Aug. 9 (Bloomberg) -- Indian industrial production slid in June for the third time in four months, with output of capital goods plunging the most on record, adding to signs of faltering growth in Asia’s third-largest economy.
Production at factories, utilities and mines declined 1.8 percent from a year earlier, after a revised 2.5 percent rise in May, the Central Statistical Office said in New Delhi today. The median of 27 estimates in a Bloomberg News survey was for a 0.4 percent climb. Capital goods output, an indication of investment in plants and machinery, slid 27.9 percent.
Indian manufacturing has been subdued in recent months as inflation above 7 percent saps domestic demand and Europe’s debt crisis crimps exports. Price pressures from a drop in the rupee and the impact of a weak monsoon on crops forced the central bank to leave interest rates unchanged in July, breaking with a wave of cuts in borrowing costs from China to Brazil to Europe.
“The negative trend coming in between a looming drought-like situation is very, very worrying,” said Brinda Jagirdar, an economist at State Bank of India in Mumbai. “Our problems are compounding. We need quick and decisive policy actions to revive growth, otherwise we’ll see a severe collapse.”
The rupee, which has slumped about 18 percent against the dollar in the past 12 months, strengthened 0.2 percent to 55.295 per dollar at the 5 p.m. close in Mumbai. The BSE India Sensitive Index of stocks pared earlier gains and fell 0.2 percent. The yield on the 8.15 percent government bond due in June 2022 was little changed at 8.14 percent.
Manufacturing fell 3.2 percent in June from a year earlier, today’s data showed. Mining gained 0.6 percent and electricity output rose 8.8 percent. A separate report in China showed that nation’s industrial production advanced 9.2 percent in July from a year earlier, less than analysts had estimated.
The drop in Indian capital goods production in June from a year earlier is the steepest since at least April 2006, according to data compiled by Bloomberg.
Forecasters from Goldman Sachs Group Inc. to Citigroup Inc. this month lowered predictions for Indian economic expansion while raising inflation estimates and scaling back expectations for interest-rate reductions by the Reserve Bank of India.
Goldman cut its growth outlook for the 12 months through March 2013 to 5.7 percent from 6.6 percent and said wholesale prices may climb 7.2 percent, up from an earlier estimate of 6.5 percent. Citigroup said Indian gross domestic product may rise as little as 4.9 percent in 2012-2013 if a drought takes hold. India’s more than 235 million farmers depend on the rains.
The Reserve Bank left the benchmark repurchase rate at 8 percent on July 31, while cutting the amount of deposits lenders must keep in government bonds to spur lending.
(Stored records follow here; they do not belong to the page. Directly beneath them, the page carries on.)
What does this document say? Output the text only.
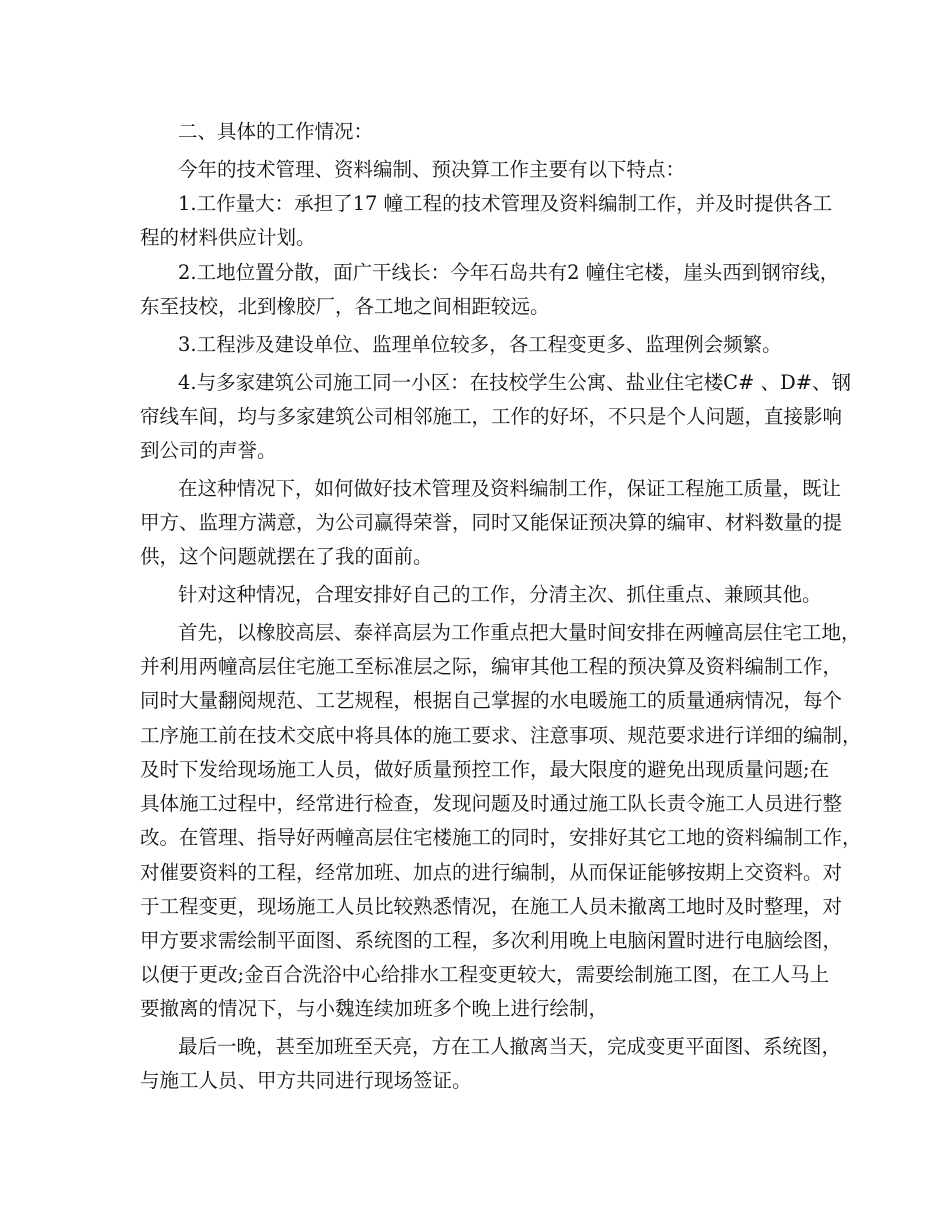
二、具体的工作情况：
今年的技术管理、资料编制、预决算工作主要有以下特点：
1.工作量大：承担了17 幢工程的技术管理及资料编制工作，并及时提供各工
程的材料供应计划。
2.工地位置分散，面广干线长：今年石岛共有2 幢住宅楼，崖头西到钢帘线，
东至技校，北到橡胶厂，各工地之间相距较远。
3.工程涉及建设单位、监理单位较多，各工程变更多、监理例会频繁。
4.与多家建筑公司施工同一小区：在技校学生公寓、盐业住宅楼C# 、D#、钢
帘线车间，均与多家建筑公司相邻施工，工作的好坏，不只是个人问题，直接影响
到公司的声誉。
在这种情况下，如何做好技术管理及资料编制工作，保证工程施工质量，既让
甲方、监理方满意，为公司赢得荣誉，同时又能保证预决算的编审、材料数量的提
供，这个问题就摆在了我的面前。
针对这种情况，合理安排好自己的工作，分清主次、抓住重点、兼顾其他。
首先，以橡胶高层、泰祥高层为工作重点把大量时间安排在两幢高层住宅工地，
并利用两幢高层住宅施工至标准层之际，编审其他工程的预决算及资料编制工作，
同时大量翻阅规范、工艺规程，根据自己掌握的水电暖施工的质量通病情况，每个
工序施工前在技术交底中将具体的施工要求、注意事项、规范要求进行详细的编制，
及时下发给现场施工人员，做好质量预控工作，最大限度的避免出现质量问题;在
具体施工过程中，经常进行检查，发现问题及时通过施工队长责令施工人员进行整
改。在管理、指导好两幢高层住宅楼施工的同时，安排好其它工地的资料编制工作，
对催要资料的工程，经常加班、加点的进行编制，从而保证能够按期上交资料。对
于工程变更，现场施工人员比较熟悉情况，在施工人员未撤离工地时及时整理，对
甲方要求需绘制平面图、系统图的工程，多次利用晚上电脑闲置时进行电脑绘图，
以便于更改;金百合洗浴中心给排水工程变更较大，需要绘制施工图，在工人马上
要撤离的情况下，与小魏连续加班多个晚上进行绘制，
最后一晚，甚至加班至天亮，方在工人撤离当天，完成变更平面图、系统图，
与施工人员、甲方共同进行现场签证。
Headline inflation was 7.25 percent in June, the fastest pace among the world’s largest emerging markets.
Finance Minister Palaniappan Chidambaram, who was appointed last week, has said he intends to take steps to reverse the slowdown in manufacturing. He has also pledged to clarify tax laws and contain the budget deficit as he tries to assuage concern that the nation’s outlook is deteriorating.
India will reassess its fiscal deficit goal for the 12 months that began April 1 after a mid-year review, Chidambaram said today in a written response to questions from lawmakers. Forecasters from Citigroup Inc. to Crisil Ltd., the local unit of Standard & Poor’s, predict the gap will widen from 5.8 percent of GDP in 2011-2012.
Graft scandals, political gridlock over attempts to liberalize the economy and below-average rains have set back Prime Minister Manmohan Singh’s development agenda. Power outages on July 30-31, India’s worst, have underscored gaps in infrastructure as investment moderates.
Slower growth has affected companies such as steelmakers. Production of the alloy by businesses including Tata Steel Ltd. fell 0.5 percent in June from a year earlier after a 4.9 percent gain in May, Commerce Ministry data shows.
Indian GDP rose 5.3 percent in the first quarter from a year earlier, the least since 2003. Standard & Poor’s and Fitch Ratings have warned they may strip the nation of its investment-grade credit rating, citing risks including fiscal and current-account deficits.
Today’s factory output report is disappointing, Montek Singh Ahluwalia, deputy chairman of the Planning Commission, told reporters in New Delhi. The commission may revise its economic growth estimate for the current fiscal year in September, he added.